Is it possible to connect to a site using SSL where the client only has the root certificate, but the server has both the root and the intermediate certificates?
I am trying to connect using HttpUrlConnection with a TrustManager containing my roots, and I get the usual handshake error:
javax.net.ssl.SSLHandshakeException:
sun.security.validator.ValidatorException:
Certificate chaining error
at sun.reflect.NativeConstructorAccessorImpl.newInstance0(Native Method)
at java.lang.reflect.Constructor.newInstance(Constructor.java:513)
at java.net.HttpURLConnection.getResponseCode(HttpURLConnection.java:379)
I know that the general solution is to install the intermediate certificates, but I would like to avoid the constant one-offing of getting vendor X’s new intermediate certificate.

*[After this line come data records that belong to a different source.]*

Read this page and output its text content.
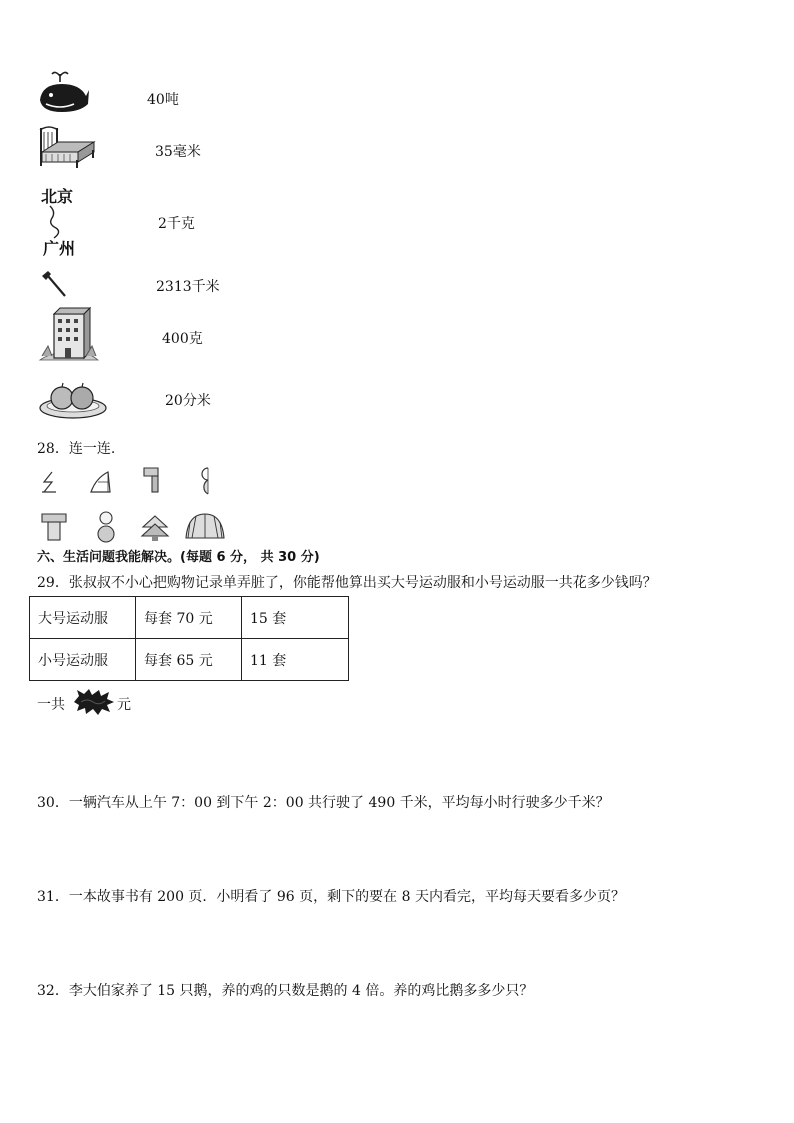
40吨
35毫米
北京
广州
2千克
2313千米
400克
20分米
28．连一连.
六、生活问题我能解决。(每题 6 分， 共 30 分)
29．张叔叔不小心把购物记录单弄脏了，你能帮他算出买大号运动服和小号运动服一共花多少钱吗？
大号运动服	每套 70 元	15 套
小号运动服	每套 65 元	11 套
一共	元
30．一辆汽车从上午 7：00 到下午 2：00 共行驶了 490 千米，平均每小时行驶多少千米？
31．一本故事书有 200 页．小明看了 96 页，剩下的要在 8 天内看完，平均每天要看多少页？
32．李大伯家养了 15 只鹅，养的鸡的只数是鹅的 4 倍。养的鸡比鹅多多少只？
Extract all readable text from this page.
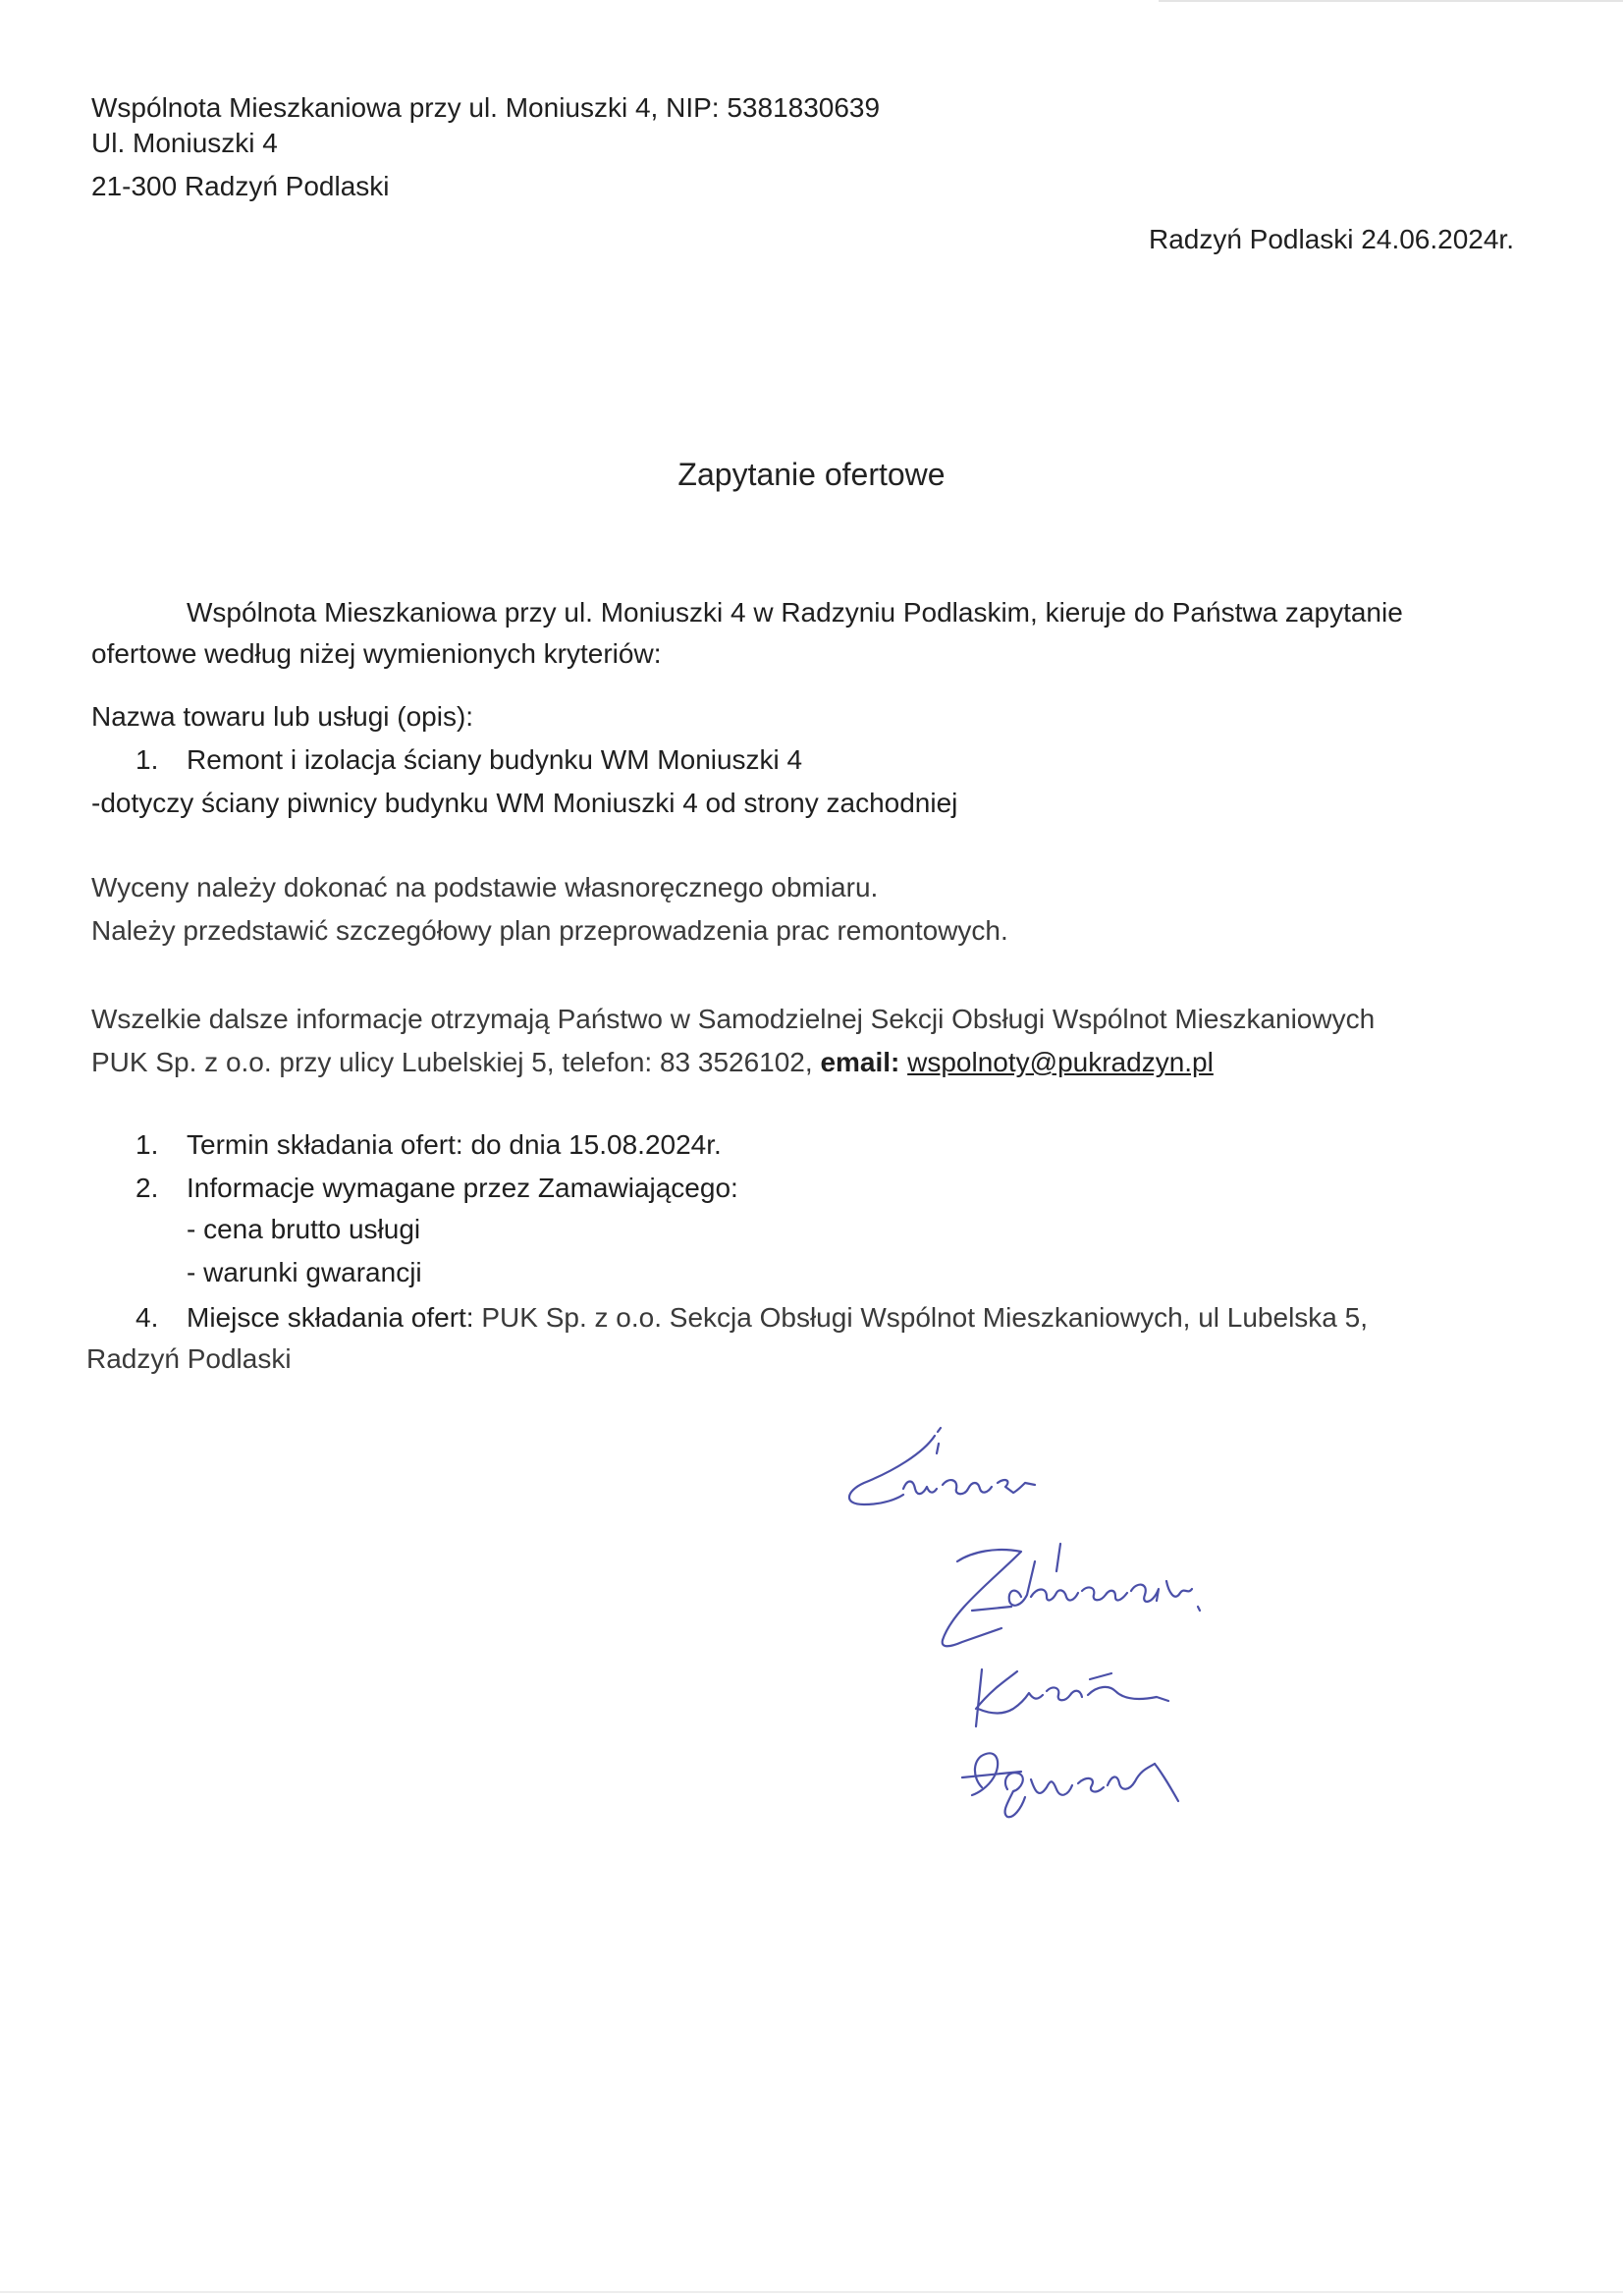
Wspólnota Mieszkaniowa przy ul. Moniuszki 4, NIP: 5381830639
Ul. Moniuszki 4
21-300 Radzyń Podlaski
Radzyń Podlaski 24.06.2024r.
Zapytanie ofertowe
Wspólnota Mieszkaniowa przy ul. Moniuszki 4 w Radzyniu Podlaskim, kieruje do Państwa zapytanie
ofertowe według niżej wymienionych kryteriów:
Nazwa towaru lub usługi (opis):
1. Remont i izolacja ściany budynku WM Moniuszki 4
-dotyczy ściany piwnicy budynku WM Moniuszki 4 od strony zachodniej
Wyceny należy dokonać na podstawie własnoręcznego obmiaru.
Należy przedstawić szczegółowy plan przeprowadzenia prac remontowych.
Wszelkie dalsze informacje otrzymają Państwo w Samodzielnej Sekcji Obsługi Wspólnot Mieszkaniowych
PUK Sp. z o.o. przy ulicy Lubelskiej 5, telefon: 83 3526102, email: wspolnoty@pukradzyn.pl
1. Termin składania ofert: do dnia 15.08.2024r.
2. Informacje wymagane przez Zamawiającego:
- cena brutto usługi
- warunki gwarancji
4. Miejsce składania ofert: PUK Sp. z o.o. Sekcja Obsługi Wspólnot Mieszkaniowych, ul Lubelska 5,
Radzyń Podlaski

I am familiar with using a TrustManager that accepts everything, but that is not an option.
When a server has a certificate signed by a sub-ca-A which is signed by a root CA (e.g. Verisign), then the server will send all the certificates as part of the server hello so that the server’s certificate can be validated.
In your case you only have the root CA in the truststore.
As a result it is impossible to get up the validation chain of trust since you are missing the sub-ca certificate.
It is not only impossible, it would be wrong/insecure to be able to do that. So what you are doing is way out of proper path.
So you only have 2 options.
Put the server’s actual certificate in the truststore as trusted.
Put the whole chain in the truststore i.e. the intermediate CA certificates along with the root.
What are your concerns? Intermediate certificate expiration?